Nueva República: después de hablar del partido más antiguo, debemos hablar del más nuevo. No hay duda que la gran fortaleza de la agrupación es el carisma y el capital político de su fundador Fabricio Alvarado, quien aglomeró en pocas semanas un caudal de casi 540 mil votos en la primera ronda presidencial de 2018 y más de 850 mil en la segunda. A pesar de la cotidiana golpiza de los medios de prensa "alineados" con el Gobierno, Alvarado parece mantener una percepción positiva (datos de Índice y CID-Gallup), y aquel caudal luce más bien consolidado y afianzado por tanto ataque. El desempeño de sus diputados afines en el Congreso ha tendido también a solidificar a su público sin encasillarse en el estereotipo del "partido confesional". Su agrupación ha dado ya dos golpes de autoridad sin iniciar aún la campaña: constituir todas sus estructuras en apenas 52 días (cuando todos los observadores apostaban a que no lograrían armarlas a tiempo para las elecciones municipales) y luego presentar candidaturas en 76 cantones. Aún no luce competitivo en los principales centros urbanos (Alajuela podría ser la excepción, aunque hay potencial para otras sorpresas), pero ha logrado estructurar una importante penetración territorial: su baluarte son las costas y los cantones rurales, donde podría considerarse entre los favoritos.

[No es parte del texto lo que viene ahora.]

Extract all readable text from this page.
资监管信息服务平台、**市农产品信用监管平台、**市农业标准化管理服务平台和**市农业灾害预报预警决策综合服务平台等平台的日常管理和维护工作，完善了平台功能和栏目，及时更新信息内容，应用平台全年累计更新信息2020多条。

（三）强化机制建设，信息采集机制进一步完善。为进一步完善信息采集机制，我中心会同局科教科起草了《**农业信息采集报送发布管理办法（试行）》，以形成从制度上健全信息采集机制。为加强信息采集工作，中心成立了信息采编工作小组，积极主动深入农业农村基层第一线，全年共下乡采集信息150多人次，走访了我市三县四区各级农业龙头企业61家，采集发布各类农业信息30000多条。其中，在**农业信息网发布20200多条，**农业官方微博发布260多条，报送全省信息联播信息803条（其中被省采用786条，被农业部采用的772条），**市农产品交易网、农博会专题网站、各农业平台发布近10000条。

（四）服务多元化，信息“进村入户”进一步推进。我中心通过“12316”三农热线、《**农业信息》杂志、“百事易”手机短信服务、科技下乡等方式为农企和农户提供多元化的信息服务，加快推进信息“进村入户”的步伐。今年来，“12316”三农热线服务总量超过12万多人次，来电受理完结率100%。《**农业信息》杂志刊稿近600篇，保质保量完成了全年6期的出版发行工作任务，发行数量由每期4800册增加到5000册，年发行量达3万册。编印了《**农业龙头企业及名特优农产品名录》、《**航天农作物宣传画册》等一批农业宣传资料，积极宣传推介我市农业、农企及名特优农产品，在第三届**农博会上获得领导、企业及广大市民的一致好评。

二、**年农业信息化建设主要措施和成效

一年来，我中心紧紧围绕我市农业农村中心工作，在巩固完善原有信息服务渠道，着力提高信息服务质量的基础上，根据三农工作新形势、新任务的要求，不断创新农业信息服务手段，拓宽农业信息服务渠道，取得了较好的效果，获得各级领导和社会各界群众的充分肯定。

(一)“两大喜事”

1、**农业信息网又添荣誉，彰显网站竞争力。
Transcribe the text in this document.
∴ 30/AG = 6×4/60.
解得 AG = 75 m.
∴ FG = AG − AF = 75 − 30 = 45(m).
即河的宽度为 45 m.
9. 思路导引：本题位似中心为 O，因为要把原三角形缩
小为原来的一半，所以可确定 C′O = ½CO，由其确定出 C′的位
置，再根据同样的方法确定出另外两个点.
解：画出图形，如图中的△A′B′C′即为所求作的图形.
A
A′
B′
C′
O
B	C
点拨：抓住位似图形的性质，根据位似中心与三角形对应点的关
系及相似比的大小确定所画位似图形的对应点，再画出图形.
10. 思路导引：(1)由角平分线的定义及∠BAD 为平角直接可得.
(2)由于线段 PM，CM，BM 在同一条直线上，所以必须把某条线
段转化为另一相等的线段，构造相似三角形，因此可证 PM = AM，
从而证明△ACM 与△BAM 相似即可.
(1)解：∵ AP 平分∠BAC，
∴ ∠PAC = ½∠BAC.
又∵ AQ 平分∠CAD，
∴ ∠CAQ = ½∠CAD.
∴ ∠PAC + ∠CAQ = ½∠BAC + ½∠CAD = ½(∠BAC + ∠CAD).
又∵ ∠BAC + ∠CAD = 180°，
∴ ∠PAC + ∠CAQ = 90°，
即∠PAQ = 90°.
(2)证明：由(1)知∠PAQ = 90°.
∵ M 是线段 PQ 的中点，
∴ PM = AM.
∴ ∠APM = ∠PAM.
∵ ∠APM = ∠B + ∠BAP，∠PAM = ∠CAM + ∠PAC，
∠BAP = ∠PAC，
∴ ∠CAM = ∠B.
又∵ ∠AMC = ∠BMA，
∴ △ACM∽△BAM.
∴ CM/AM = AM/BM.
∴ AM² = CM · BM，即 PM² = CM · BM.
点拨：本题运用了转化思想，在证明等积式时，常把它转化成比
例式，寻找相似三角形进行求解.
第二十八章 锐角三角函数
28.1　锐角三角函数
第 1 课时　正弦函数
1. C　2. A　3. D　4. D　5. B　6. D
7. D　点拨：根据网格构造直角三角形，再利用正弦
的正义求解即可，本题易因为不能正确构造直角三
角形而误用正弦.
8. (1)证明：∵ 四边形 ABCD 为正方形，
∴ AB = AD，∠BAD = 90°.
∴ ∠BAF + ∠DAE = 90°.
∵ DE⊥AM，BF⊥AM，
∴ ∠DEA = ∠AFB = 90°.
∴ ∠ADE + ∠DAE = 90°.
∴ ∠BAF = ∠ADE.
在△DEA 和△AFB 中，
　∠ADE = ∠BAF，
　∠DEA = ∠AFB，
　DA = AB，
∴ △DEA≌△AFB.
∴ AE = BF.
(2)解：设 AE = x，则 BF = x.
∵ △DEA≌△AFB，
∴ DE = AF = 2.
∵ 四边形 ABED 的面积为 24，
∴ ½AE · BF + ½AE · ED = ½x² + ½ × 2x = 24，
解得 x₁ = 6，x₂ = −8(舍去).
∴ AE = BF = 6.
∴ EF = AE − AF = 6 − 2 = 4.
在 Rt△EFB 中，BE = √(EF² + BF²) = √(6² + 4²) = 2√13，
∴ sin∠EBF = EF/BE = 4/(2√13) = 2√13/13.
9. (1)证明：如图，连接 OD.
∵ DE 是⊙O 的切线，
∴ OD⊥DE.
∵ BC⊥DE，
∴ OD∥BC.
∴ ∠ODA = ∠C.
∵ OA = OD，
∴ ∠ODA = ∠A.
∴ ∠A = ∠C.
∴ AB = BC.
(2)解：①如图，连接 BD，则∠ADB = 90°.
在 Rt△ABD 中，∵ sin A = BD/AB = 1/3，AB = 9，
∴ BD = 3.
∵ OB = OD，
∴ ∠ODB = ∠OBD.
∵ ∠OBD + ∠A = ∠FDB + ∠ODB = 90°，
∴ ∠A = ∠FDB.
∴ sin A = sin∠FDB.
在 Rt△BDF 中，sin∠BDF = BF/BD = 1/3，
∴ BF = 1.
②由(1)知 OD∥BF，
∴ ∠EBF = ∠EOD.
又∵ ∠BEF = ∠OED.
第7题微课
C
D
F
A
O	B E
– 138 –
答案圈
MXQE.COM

El solo hecho de participar en tantos municipios ya es en sí una victoria para Nueva República (en especial por el buen perfil de muchos de sus candidatos), y al ser un partido nuevo "cualquier resultado es ganancia"; pero obtener regidores en todos los cantones es una meta realista, y el partido luce lo bastante fuerte para hacerse también con algunas Alcaldías en provincias como Puntarenas y Alajuela, y probablemente Guanacaste y Limón (la que más porcentaje de votos le dio en 2018). ¿Cuántas? Es difícil de estimar, pero no sería improbable verlos compitiendo seriamente en una decena de cantones al menos.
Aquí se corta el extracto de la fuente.